PAI Model Gallery offers multiple NIM models (Alibaba Cloud is an NVIDIA-authorized partner). Filter by Model Source: NIM to find available models. Deploy using either method:
Available models
Deploy these NIM models directly in PAI Model Gallery:
|
Model name |
Model Gallery page |
Supported instance types |
|
qwen2.5-7b-instruct-NIM |
ecs.gn7e series ecs.gn8is series |
|
|
MolMIM |
General-purpose GPU instance types |
|
|
Earth-2 FourCastNet |
General-purpose GPU instance types |
|
|
NVIDIA Retrieval QA Mistral 7B Embedding v2 |
ecs.gn7e series |
|
|
Eye Contact |
General-purpose GPU instance types |
|
|
NV-CLIP |
ecs.gn7e series ecs.gn7i series |
|
|
AlphaFold2-Multimer |
General-purpose GPU instance types |
|
|
Snowflake Arctic Embed Large Embedding |
ecs.gn7e series ecs.gn7i series |
|
|
NVIDIA Retrieval QA Mistral 4B Reranking v3 |
ecs.gn7e series ecs.gn7i series |
|
|
NVIDIA Retrieval QA E5 Embedding v5 |
ecs.gn7e series ecs.gn7i series |
|
|
Parakeet CTC Riva 1.1b |
General-purpose GPU instance types |
|
|
FastPitch HifiGAN Riva |
General-purpose GPU instance types |
|
|
VISTA-3D |
General-purpose GPU instance types |
|
|
AlphaFold2 |
General-purpose GPU instance types |
|
|
ProteinMPNN |
General-purpose GPU instance types |
|
|
megatron-1b-nmt |
General-purpose GPU instance types |
Deploy in Model Gallery
-
Go to PAI Model Gallery.
-
In the filter pane, set Model Source to NIM.

-
Select a model to open its details page. Click Deploy.

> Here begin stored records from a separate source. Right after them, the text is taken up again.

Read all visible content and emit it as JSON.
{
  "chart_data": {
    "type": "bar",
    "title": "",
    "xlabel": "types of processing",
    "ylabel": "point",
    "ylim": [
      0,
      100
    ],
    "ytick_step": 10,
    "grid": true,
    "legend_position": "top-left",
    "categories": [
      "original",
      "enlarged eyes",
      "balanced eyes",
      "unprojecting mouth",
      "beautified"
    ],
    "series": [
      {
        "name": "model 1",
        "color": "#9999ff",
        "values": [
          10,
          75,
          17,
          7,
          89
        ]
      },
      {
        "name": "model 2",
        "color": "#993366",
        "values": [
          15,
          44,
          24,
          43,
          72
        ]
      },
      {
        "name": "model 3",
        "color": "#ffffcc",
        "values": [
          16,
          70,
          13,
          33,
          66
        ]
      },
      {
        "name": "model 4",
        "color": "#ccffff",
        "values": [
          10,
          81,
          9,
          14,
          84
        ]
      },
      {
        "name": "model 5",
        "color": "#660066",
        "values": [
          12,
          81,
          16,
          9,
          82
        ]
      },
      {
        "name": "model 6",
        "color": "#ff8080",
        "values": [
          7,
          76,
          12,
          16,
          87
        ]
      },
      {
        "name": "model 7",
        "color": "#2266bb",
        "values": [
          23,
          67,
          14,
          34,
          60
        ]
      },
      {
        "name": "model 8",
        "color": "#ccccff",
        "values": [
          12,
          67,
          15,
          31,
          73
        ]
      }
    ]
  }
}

Prerequisite: You must be an NVIDIA AI Enterprise user or NVIDIA Developer Program user.

-
Configure runtime resources and click Deploy to create an online service. For invocation instructions, see the model introduction page.

Deploy locally
Download image and model files to deploy locally via Docker.
Prerequisite: You must be an NVIDIA AI Enterprise user or NVIDIA Developer Program user.
-
Configure the environment. See NVIDIA Getting Started.
-
On the model details page, click Download Address, accept the NIM terms and license, and obtain image and model addresses.
-
Pull the image. Replace ${image_address} with your actual address.

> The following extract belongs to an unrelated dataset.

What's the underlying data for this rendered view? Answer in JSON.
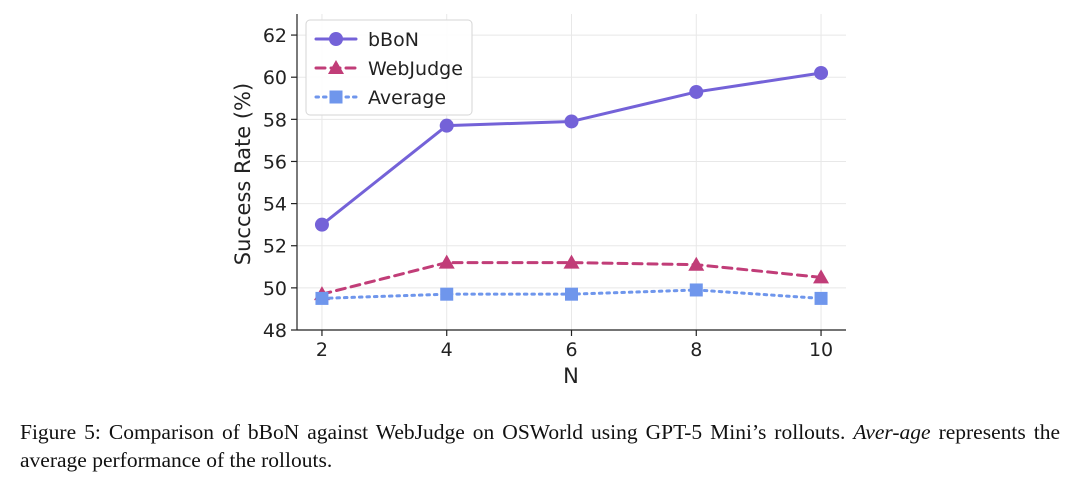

docker pull ${image_address} -
Download the model file using ossutil.
-
Start the container. This example assumes the model file is in /local/model/. Replace ${model_mount_path} and ${image_address} with actual values.

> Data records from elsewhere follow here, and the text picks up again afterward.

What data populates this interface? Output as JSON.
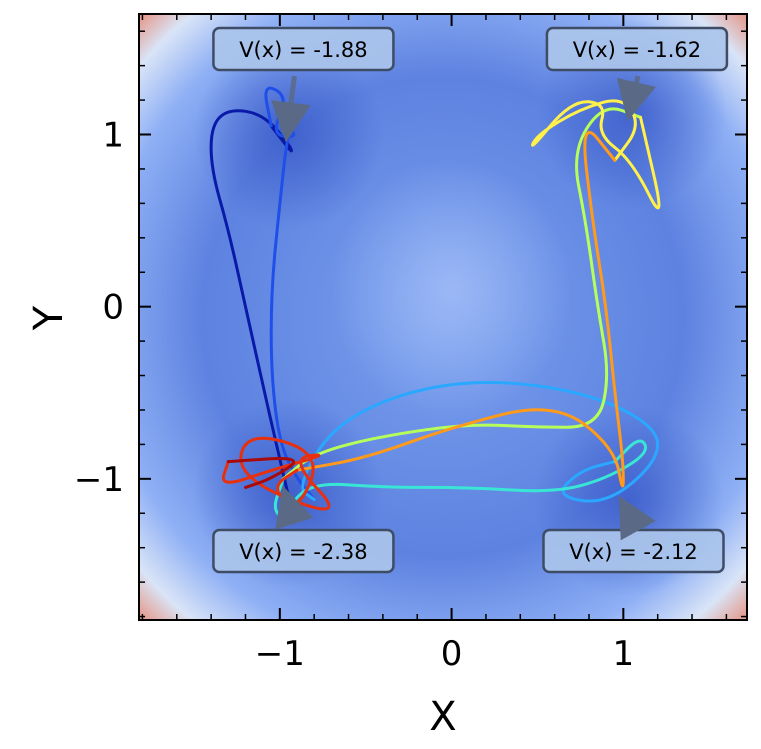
{
  "chart_data": {
    "type": "line",
    "xlabel": "X",
    "ylabel": "Y",
    "xlim": [
      -1.82,
      1.72
    ],
    "ylim": [
      -1.82,
      1.7
    ],
    "xticks": [
      -1,
      0,
      1
    ],
    "yticks": [
      -1,
      0,
      1
    ],
    "xtick_labels": [
      "−1",
      "0",
      "1"
    ],
    "ytick_labels": [
      "−1",
      "0",
      "1"
    ],
    "background": "contour of potential V(x, y) with four wells",
    "colormap": "coolwarm",
    "minima": [
      {
        "label": "V(x) = -1.88",
        "x": -0.95,
        "y": 1.0
      },
      {
        "label": "V(x) = -1.62",
        "x": 1.05,
        "y": 1.12
      },
      {
        "label": "V(x) = -2.38",
        "x": -0.95,
        "y": -1.08
      },
      {
        "label": "V(x) = -2.12",
        "x": 1.03,
        "y": -1.13
      }
    ],
    "trajectory_color_order": [
      "#0a1aa8",
      "#1f4fe8",
      "#2aa8ff",
      "#39e6d6",
      "#b6ff5a",
      "#fff04a",
      "#ff9a1a",
      "#e8300f",
      "#a80a0a"
    ],
    "trajectory": [
      [
        -0.95,
        -1.1
      ],
      [
        -1.02,
        -0.8
      ],
      [
        -1.1,
        -0.45
      ],
      [
        -1.2,
        0.0
      ],
      [
        -1.3,
        0.45
      ],
      [
        -1.4,
        0.8
      ],
      [
        -1.4,
        1.05
      ],
      [
        -1.3,
        1.15
      ],
      [
        -1.1,
        1.12
      ],
      [
        -0.95,
        0.95
      ],
      [
        -0.92,
        0.88
      ],
      [
        -1.05,
        1.05
      ],
      [
        -1.1,
        1.3
      ],
      [
        -0.95,
        1.22
      ],
      [
        -1.05,
        1.0
      ],
      [
        -0.9,
        0.98
      ],
      [
        -0.95,
        1.05
      ],
      [
        -1.0,
        0.6
      ],
      [
        -1.05,
        0.1
      ],
      [
        -1.05,
        -0.4
      ],
      [
        -1.0,
        -0.8
      ],
      [
        -0.9,
        -1.0
      ],
      [
        -0.8,
        -1.12
      ],
      [
        -0.9,
        -1.05
      ],
      [
        -0.7,
        -0.7
      ],
      [
        -0.3,
        -0.5
      ],
      [
        0.2,
        -0.42
      ],
      [
        0.8,
        -0.5
      ],
      [
        1.2,
        -0.7
      ],
      [
        1.2,
        -0.9
      ],
      [
        0.9,
        -1.15
      ],
      [
        0.6,
        -1.1
      ],
      [
        0.75,
        -0.95
      ],
      [
        0.95,
        -0.9
      ],
      [
        1.1,
        -0.75
      ],
      [
        1.15,
        -0.85
      ],
      [
        0.9,
        -1.0
      ],
      [
        0.6,
        -1.08
      ],
      [
        0.1,
        -1.05
      ],
      [
        -0.4,
        -1.05
      ],
      [
        -0.8,
        -1.02
      ],
      [
        -0.95,
        -1.15
      ],
      [
        -0.9,
        -1.25
      ],
      [
        -1.05,
        -1.2
      ],
      [
        -0.98,
        -1.0
      ],
      [
        -0.8,
        -0.85
      ],
      [
        -0.4,
        -0.75
      ],
      [
        0.1,
        -0.68
      ],
      [
        0.5,
        -0.7
      ],
      [
        0.85,
        -0.7
      ],
      [
        0.92,
        -0.4
      ],
      [
        0.85,
        0.0
      ],
      [
        0.78,
        0.5
      ],
      [
        0.7,
        0.9
      ],
      [
        0.88,
        1.18
      ],
      [
        1.1,
        1.1
      ],
      [
        1.25,
        0.45
      ],
      [
        1.05,
        0.85
      ],
      [
        0.85,
        1.0
      ],
      [
        0.9,
        1.18
      ],
      [
        0.7,
        1.2
      ],
      [
        0.45,
        0.9
      ],
      [
        0.5,
        1.0
      ],
      [
        0.75,
        1.15
      ],
      [
        1.0,
        1.22
      ],
      [
        1.1,
        1.05
      ],
      [
        0.95,
        0.85
      ],
      [
        0.75,
        1.1
      ],
      [
        0.82,
        0.5
      ],
      [
        0.9,
        0.0
      ],
      [
        0.95,
        -0.5
      ],
      [
        1.0,
        -0.9
      ],
      [
        1.0,
        -1.1
      ],
      [
        0.95,
        -0.82
      ],
      [
        0.6,
        -0.55
      ],
      [
        0.0,
        -0.7
      ],
      [
        -0.5,
        -0.88
      ],
      [
        -0.9,
        -0.95
      ],
      [
        -1.05,
        -1.05
      ],
      [
        -0.9,
        -1.2
      ],
      [
        -0.75,
        -0.85
      ],
      [
        -1.2,
        -0.72
      ],
      [
        -1.25,
        -1.0
      ],
      [
        -0.6,
        -1.25
      ],
      [
        -0.95,
        -0.88
      ],
      [
        -0.7,
        -0.85
      ],
      [
        -1.05,
        -0.95
      ],
      [
        -1.35,
        -1.05
      ],
      [
        -1.3,
        -0.9
      ],
      [
        -0.85,
        -0.87
      ],
      [
        -1.05,
        -1.0
      ],
      [
        -1.2,
        -1.05
      ]
    ]
  }
}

docker run --rm \ --runtime=nvidia \ --gpus all \ -u $(id -u) \ -v /local/model/:${model_mount_path} ${image_address}
First-time setup
If this is your first time using PAI:
-
Go to Alibaba Cloud and click Log On. Log in or register a new account.

-
Complete identity verification, then go to Platform for AI (PAI).
On first use, complete identity verification and grant authorization (leave defaults, takes ~10 seconds). You can then deploy models in the default workspace.